Mike Miazga: In Closing

The black book

September 1, 2012
I have a black book.

Mine’s nothing like the one Fonzie in “Happy Days” used to carry around and it certainly bears no resemblance to the one former Hollywood madam Heidi Fleiss is said to have kept. It’s probably closer to the NFL’s media directory, which is called the “Black Book.”

My boring black book is 6 in. by 4 in. and has a leather cover. I picked it up during my travels and use it to take notes and write down contact information at industry events. I fi nd its size very convenient for on-the-gotravel and suitable for back pants pocket or inside suit pocket placement. My only problem is I’m down to about 20 blank pages and have no clue where I can get a new one.

The bottom-line commonality with these black books — nefarious uses aside — is they provide an important organizational resource.

How strategic is your company’s long-term vision?

There’s even a black book floating around our industry these days. Longtime former wholesale executive and current industry consultant Brent Grover has written “The Little Black Book of Strategic Planning.”

Grover comes from the family wholesale business. Back in 1914, his grandfather founded National Paper and Packaging Co., which was a distribution company. Grover joined the business after a several-year stint at

Arthur Andersen. When his father died unexpectedly at a young age, Grover and his brother, Jeff, bought out other family members and continued to grow the business until they sold it to a private equity fund in 1999.

Grover now is managing partner of Evergreen Consulting, serving as a distribution channel adviser on strategic planning, acquisitions, strategic pricing and profitability improvement. The crux of Grover’s message is quite simple. Wholesalers need to have a firm plan of attack in place in terms of long-range focus; but what is in the plan can make a major difference.

“In the last 20 years a lot of wholesale distributors got the message you should have a plan,” Grover tells me.

“Saying you need a bigger computer system or a bigger warehouse or you want to do a better job servicing customers, those are solutions aimed to fix gaps. If you have a lot of gaps to fix you probably are not ready to execute a change in strategic direction. The strategic plan is not really about fixing what is broken.”

Instead Grover stresses having a broader-based view of your company. “The plan is how to get from where you are now to where you want to go,” he says. “Have a strategic plan and then link your annual plans. Do one each for three years and link those each year. What do you need to do in the next year to get you closer to the big goal?”

Grover notes taking a step forward can be as easy as enhancing your sales force. “Go get great salespeople.

Either develop your own or hire good ones from competitors,” he says. “Other strategic initiatives can be opening new branch locations, taking on a new product line or service or making a series of small acquisitions. Those make things happen. In most cases, getting a new computer system or getting a website going is not a strategic initiative.

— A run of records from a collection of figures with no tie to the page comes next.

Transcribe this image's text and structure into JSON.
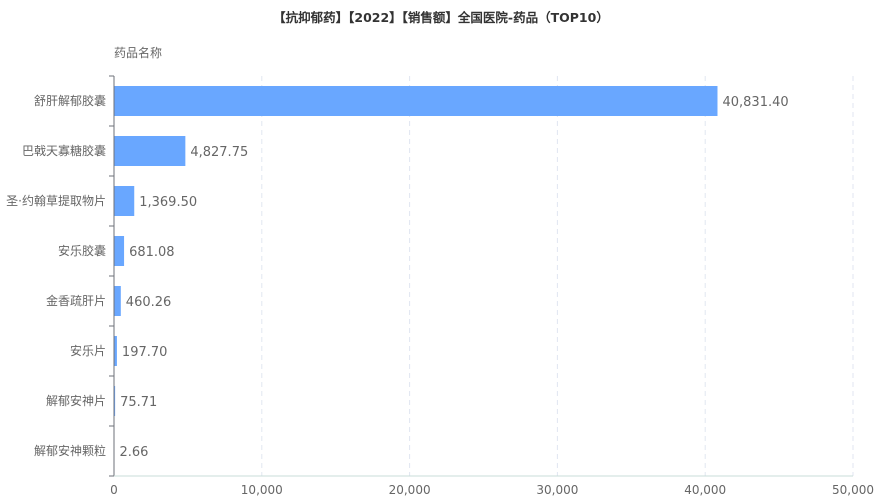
{
  "chart_data": {
    "type": "bar",
    "orientation": "horizontal",
    "title": "【抗抑郁药】【2022】【销售额】全国医院-药品（TOP10）",
    "ylabel": "药品名称",
    "xlabel": "",
    "categories": [
      "舒肝解郁胶囊",
      "巴戟天寡糖胶囊",
      "圣·约翰草提取物片",
      "安乐胶囊",
      "金香疏肝片",
      "安乐片",
      "解郁安神片",
      "解郁安神颗粒"
    ],
    "values": [
      40831.4,
      4827.75,
      1369.5,
      681.08,
      460.26,
      197.7,
      75.71,
      2.66
    ],
    "value_labels": [
      "40,831.40",
      "4,827.75",
      "1,369.50",
      "681.08",
      "460.26",
      "197.70",
      "75.71",
      "2.66"
    ],
    "xlim": [
      0,
      50000
    ],
    "xticks": [
      0,
      10000,
      20000,
      30000,
      40000,
      50000
    ],
    "xtick_labels": [
      "0",
      "10,000",
      "20,000",
      "30,000",
      "40,000",
      "50,000"
    ],
    "grid": "vertical dashed",
    "bar_color": "#69a7ff"
  }
}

That’s fixing a gap with something customers want you to have, but you don’t have.”

Grover puts a lot of stock in extending that strategic plan to how a company approaches pricing, particularly zeroing in on the optimization of available data. “Use pricing information harvested from your company’s database and analyze that data and develop a strong foundation for consistent, market-driven pricing,” he says.

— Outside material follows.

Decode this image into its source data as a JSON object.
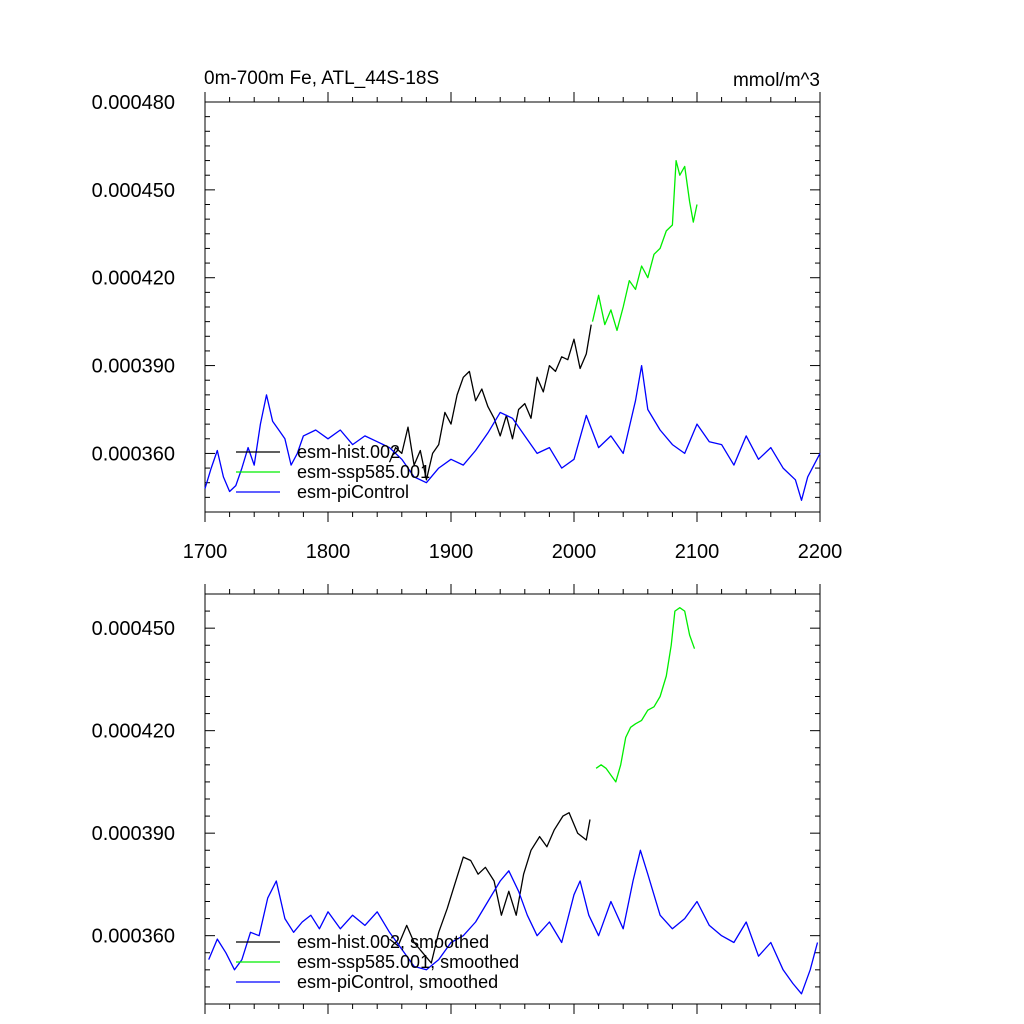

We all know this industry has gone through tumultuous times over the past few years. A recent flurry of new association financial reports shows the industry continues to make positive recovery strides, but at a little slower pace than anyone would like. You can get a snapshot of those updates in our news section on page 8 and a full rundown of recent ASA, HARDI and Affiliated Distributors reports can be found at www.supplyht.com.

Companies and executives have learned from the economic craziness of the last few years. They’ve come out the recession leaner and better equipped to move forward.

But in this day and age where there are smaller slices of the pie and more people wanting to sample the pie, having your black book filled with a sound business roadmap can be a real game-changer.